Nobel laureate and Chinese physicist Yang Zhenning (Photo/CGTN)
Nobel laureate and Chinese physicist Yang Zhenning, also known as Yang Chen-ning, was awarded the Qiu Shi Lifetime Achievement Award on Saturday at the 2019 Qiu Shi Award ceremony held at Tsinghua University.
Yang is the second winner of this lifetime achievement award after Zhou Guangzhao, then chairman of the China Association for Science and Technology (CAST), in 2012. However, this was not Yang's first award. Among his many awards and honors for his achievements are the Nobel Prize in Physics (1957), Rumford Prize (1980), U.S National Medal of Science (1986), and the Benjamin Franklin Medal, which he received in 1993. He is also a member of the Chinese Academy of Sciences (CAS), the U.S. Academy of Sciences, the Royal Society of London and the Russian Academy of Sciences, according to his personal profile.

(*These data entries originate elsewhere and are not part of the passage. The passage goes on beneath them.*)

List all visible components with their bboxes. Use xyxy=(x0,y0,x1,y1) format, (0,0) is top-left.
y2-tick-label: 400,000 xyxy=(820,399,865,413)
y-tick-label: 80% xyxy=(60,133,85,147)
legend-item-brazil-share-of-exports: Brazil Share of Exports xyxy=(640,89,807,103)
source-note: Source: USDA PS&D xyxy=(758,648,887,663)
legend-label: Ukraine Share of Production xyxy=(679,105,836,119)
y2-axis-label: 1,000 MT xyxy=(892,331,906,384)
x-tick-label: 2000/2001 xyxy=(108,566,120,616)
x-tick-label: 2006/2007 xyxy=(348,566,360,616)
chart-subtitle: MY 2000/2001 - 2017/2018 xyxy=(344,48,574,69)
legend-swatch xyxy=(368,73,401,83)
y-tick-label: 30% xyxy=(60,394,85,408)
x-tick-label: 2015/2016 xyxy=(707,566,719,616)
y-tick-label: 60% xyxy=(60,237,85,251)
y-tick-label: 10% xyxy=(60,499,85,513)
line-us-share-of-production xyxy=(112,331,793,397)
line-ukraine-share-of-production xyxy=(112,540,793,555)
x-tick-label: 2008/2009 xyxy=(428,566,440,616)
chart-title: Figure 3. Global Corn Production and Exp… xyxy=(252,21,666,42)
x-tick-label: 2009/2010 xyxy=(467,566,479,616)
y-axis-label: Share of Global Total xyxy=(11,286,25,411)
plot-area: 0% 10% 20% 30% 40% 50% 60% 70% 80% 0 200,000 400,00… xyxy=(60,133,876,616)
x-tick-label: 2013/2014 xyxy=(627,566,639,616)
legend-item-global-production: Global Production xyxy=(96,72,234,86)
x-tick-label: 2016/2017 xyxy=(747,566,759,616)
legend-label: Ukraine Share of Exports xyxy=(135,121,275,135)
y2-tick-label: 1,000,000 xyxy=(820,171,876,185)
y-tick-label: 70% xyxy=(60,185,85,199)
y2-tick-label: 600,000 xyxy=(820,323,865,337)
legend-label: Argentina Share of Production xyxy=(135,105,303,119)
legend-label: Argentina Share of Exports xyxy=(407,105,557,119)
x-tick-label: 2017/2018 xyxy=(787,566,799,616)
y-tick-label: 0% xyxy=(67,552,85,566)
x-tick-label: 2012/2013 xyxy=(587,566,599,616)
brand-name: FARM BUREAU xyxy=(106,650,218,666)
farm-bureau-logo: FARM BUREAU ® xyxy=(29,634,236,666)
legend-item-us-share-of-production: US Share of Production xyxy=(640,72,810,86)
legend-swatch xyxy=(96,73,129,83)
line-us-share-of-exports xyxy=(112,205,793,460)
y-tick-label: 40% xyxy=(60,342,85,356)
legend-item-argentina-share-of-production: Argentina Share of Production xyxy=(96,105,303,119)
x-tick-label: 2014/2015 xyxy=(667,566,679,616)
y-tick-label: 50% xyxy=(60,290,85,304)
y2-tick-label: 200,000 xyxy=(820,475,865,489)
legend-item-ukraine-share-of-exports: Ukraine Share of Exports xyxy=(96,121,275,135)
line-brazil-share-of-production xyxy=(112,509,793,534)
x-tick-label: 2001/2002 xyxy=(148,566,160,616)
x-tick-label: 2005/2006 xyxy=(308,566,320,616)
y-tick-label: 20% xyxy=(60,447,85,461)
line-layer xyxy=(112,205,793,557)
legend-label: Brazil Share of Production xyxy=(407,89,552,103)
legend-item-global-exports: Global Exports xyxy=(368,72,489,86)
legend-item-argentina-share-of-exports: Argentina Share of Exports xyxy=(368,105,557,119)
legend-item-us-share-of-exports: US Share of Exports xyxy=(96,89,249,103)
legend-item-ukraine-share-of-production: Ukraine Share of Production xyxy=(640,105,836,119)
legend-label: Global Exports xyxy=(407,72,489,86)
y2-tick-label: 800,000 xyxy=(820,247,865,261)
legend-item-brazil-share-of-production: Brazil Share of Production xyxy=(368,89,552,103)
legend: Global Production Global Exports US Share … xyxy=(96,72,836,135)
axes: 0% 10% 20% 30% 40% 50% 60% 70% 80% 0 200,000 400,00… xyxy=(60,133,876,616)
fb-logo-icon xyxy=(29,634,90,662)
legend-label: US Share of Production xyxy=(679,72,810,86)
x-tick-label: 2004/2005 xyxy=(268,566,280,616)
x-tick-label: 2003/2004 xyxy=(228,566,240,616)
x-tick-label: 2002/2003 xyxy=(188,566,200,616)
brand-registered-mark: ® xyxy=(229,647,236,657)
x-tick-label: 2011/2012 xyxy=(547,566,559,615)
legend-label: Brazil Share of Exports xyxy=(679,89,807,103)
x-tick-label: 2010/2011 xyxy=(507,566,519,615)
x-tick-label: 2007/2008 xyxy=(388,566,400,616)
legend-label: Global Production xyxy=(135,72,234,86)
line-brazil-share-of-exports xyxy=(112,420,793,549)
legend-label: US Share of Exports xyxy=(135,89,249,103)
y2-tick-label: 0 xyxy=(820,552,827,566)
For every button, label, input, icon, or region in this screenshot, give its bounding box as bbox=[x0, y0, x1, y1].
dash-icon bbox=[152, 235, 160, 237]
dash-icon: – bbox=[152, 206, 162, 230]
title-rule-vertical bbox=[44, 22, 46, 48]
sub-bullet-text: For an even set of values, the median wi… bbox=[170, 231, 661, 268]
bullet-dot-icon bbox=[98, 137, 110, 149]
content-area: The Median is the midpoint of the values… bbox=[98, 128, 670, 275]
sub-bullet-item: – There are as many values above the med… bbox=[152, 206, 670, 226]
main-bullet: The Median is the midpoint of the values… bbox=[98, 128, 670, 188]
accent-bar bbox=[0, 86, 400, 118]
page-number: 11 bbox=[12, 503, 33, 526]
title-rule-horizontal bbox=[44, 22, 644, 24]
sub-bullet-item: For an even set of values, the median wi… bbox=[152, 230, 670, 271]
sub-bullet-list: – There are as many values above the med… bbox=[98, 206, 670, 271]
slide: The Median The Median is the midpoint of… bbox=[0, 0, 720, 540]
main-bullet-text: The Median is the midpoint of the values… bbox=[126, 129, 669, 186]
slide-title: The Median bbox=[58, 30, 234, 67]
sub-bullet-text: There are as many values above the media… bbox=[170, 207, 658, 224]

Shao Feng, the youngest member at the CAS and a researcher from the National Institute of Biological Sciences, Beijing (NIBS), and Nieng Yan, China's structural biologist and professor of molecular biology at Princeton University, won the Outstanding Scientist Award. The two join the ranks of previous awardees: Deng Jiaxian, a physicist who helped develop China's first atomic and hydrogen bombs, and Shi Yigong, dean of School of Life Sciences at Tsinghua University.
Nieng Yan was the lead researcher in molecular biology and the youngest professor at Tsinghua University until she took up a professorship at Princeton University in 2017. Her departure sparked heated discussion among the online community of Chinese researchers.
Founded in 1994, the Qiu Shi Science &Technologies Foundation aims to help Chinese scientists in the fields of mathematics, physics, chemistry, life sciences, medicine, and so on.
From 1994 to 2019, 358 Chinese scientists have been awarded by the foundation, with 2 Lifetime Achievement Awards, 31 Outstanding Scientist Awards, 192 Outstanding Young Scholar Awards, and 133 Outstanding Scientific Research Team Awards.